We arranged for a Sherpa to guide us on the hike up a hill on the outskirts on Sarangkot; he was a calm and composed middle aged man, always with a smile on his face; who made his living by conducting hikes like ours and accompanying on small treks. We started our hike from one of the foothills and walked up way up through the broken stairs and roughly made pathways; the stairway ran up and down and turned diagonally too in some places and after about 50 mins of walk, we reached the top of the hillock. There were small kutcha houses with flat-rock roofs on one side and an empty stretch of grassland with small hills on the other; the Sun was setting. The Sherpa told us stories about his native and his family and whereabouts of locals; it is always great to hear it from the horse’s mouth about ones culture and life when you travel. The families staying in the nearby houses offered us tea, how could Baba have said no? 😊 The chill began to fall as it grew a slightly dark and the hot goat-milk tea was the need of the hour.
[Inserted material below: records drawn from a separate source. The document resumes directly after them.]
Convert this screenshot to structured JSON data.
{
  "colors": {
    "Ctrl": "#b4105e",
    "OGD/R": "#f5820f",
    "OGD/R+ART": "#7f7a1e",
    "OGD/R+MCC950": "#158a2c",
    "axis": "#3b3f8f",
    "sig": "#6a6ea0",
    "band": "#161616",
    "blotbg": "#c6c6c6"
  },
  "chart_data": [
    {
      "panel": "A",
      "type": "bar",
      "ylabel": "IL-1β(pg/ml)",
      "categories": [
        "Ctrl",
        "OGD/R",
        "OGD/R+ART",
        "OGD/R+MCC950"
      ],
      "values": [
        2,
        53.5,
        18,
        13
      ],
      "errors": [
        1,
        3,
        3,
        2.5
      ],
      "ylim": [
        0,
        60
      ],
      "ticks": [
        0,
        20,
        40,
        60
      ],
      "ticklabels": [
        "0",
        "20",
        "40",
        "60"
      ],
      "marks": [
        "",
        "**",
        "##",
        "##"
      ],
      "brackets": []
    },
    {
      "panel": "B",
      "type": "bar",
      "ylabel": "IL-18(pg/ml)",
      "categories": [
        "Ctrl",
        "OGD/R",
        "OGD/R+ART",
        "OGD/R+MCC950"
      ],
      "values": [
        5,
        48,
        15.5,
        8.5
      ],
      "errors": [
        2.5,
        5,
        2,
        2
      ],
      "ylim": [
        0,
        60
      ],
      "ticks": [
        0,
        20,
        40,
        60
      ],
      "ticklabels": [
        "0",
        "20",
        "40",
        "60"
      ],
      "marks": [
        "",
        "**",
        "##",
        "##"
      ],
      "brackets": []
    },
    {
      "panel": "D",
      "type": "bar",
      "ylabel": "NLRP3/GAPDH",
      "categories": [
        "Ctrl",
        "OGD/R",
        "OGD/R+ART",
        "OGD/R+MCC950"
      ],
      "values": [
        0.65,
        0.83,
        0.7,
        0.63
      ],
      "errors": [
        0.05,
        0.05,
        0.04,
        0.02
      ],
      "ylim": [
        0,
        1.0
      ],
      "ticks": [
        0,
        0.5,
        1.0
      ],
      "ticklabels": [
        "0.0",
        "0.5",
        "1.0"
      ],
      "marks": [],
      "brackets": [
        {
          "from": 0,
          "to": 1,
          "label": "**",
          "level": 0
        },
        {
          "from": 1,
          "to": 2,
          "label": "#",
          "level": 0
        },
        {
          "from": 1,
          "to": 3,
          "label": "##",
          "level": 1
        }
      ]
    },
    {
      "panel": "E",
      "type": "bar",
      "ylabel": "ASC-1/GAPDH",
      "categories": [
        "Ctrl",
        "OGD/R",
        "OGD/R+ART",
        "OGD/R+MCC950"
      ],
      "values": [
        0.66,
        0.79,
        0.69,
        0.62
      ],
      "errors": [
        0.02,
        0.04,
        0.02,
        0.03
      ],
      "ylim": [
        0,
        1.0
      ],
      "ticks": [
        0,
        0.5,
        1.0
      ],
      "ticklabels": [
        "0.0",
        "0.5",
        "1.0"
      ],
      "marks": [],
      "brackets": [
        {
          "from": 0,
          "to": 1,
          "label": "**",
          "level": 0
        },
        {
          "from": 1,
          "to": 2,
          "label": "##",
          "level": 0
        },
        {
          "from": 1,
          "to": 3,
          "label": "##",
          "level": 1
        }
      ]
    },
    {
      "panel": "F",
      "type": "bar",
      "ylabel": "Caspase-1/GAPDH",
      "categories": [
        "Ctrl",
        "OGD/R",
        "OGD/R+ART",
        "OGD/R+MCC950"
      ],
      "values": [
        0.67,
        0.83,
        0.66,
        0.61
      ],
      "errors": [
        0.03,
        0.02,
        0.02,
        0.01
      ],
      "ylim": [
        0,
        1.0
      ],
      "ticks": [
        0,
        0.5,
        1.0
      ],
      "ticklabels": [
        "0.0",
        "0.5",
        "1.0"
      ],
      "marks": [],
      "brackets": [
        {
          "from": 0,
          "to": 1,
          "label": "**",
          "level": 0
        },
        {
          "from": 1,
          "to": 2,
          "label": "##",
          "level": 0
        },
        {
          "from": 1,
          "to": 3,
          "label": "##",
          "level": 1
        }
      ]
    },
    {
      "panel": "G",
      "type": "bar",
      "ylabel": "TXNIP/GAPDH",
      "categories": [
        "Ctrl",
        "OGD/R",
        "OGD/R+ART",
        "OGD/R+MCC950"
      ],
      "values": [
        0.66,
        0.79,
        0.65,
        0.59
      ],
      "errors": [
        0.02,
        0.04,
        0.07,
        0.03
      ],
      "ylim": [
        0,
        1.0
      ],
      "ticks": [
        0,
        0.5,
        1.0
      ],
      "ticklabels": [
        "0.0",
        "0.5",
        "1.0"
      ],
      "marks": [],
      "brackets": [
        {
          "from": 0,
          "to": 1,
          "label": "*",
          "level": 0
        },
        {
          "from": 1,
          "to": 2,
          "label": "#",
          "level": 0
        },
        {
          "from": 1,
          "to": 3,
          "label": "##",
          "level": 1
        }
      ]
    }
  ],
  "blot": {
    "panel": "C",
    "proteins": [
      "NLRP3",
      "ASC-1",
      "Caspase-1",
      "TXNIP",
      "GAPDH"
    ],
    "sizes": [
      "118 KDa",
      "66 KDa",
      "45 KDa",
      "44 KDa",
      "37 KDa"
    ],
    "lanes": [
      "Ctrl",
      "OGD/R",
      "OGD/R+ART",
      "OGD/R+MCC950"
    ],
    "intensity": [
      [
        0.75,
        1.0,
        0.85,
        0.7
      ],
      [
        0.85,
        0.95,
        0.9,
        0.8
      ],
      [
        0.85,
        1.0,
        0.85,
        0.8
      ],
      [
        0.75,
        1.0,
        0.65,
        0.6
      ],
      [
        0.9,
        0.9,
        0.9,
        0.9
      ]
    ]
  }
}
We walked down cheerily after a good walk and hot tea.

We did visit Old Bazar a couple of times over the last 2 days, but my parents used those visits to only make mind-notes of what all to purchase; shopping is always kept for the last evening of the trip; we picked up couple of brass figurines, some wooden handicrafts and I picked up some Buddhist Prayer flags hangings and a beautiful picture of the sun-lit Annapurna Range.



Our happy faces after a shopping trip


It was a very fulfilling trip in all aspects; relaxed and calmed our souls with the alluring panoramas of culture and mountain-scape.



Expense Summary

Trip duration - 5 days and 4 nights

Flights - INR 20,100 return fare per head

Stay - INR 35,500 for triple sharing rooms for 4 nights

Food - INR 4,000 for 3 people

Basic expense total - INR 24,300 per head


Additional Expense

Mountain flight - INR 6,500 per head

Shopping at Old Newari Bazar - Extra

Rental cabs - Extra

Recommendations -

  • Please do not miss the mountain flight. We had availed the one by Buddha Air, however there are multiple other operators.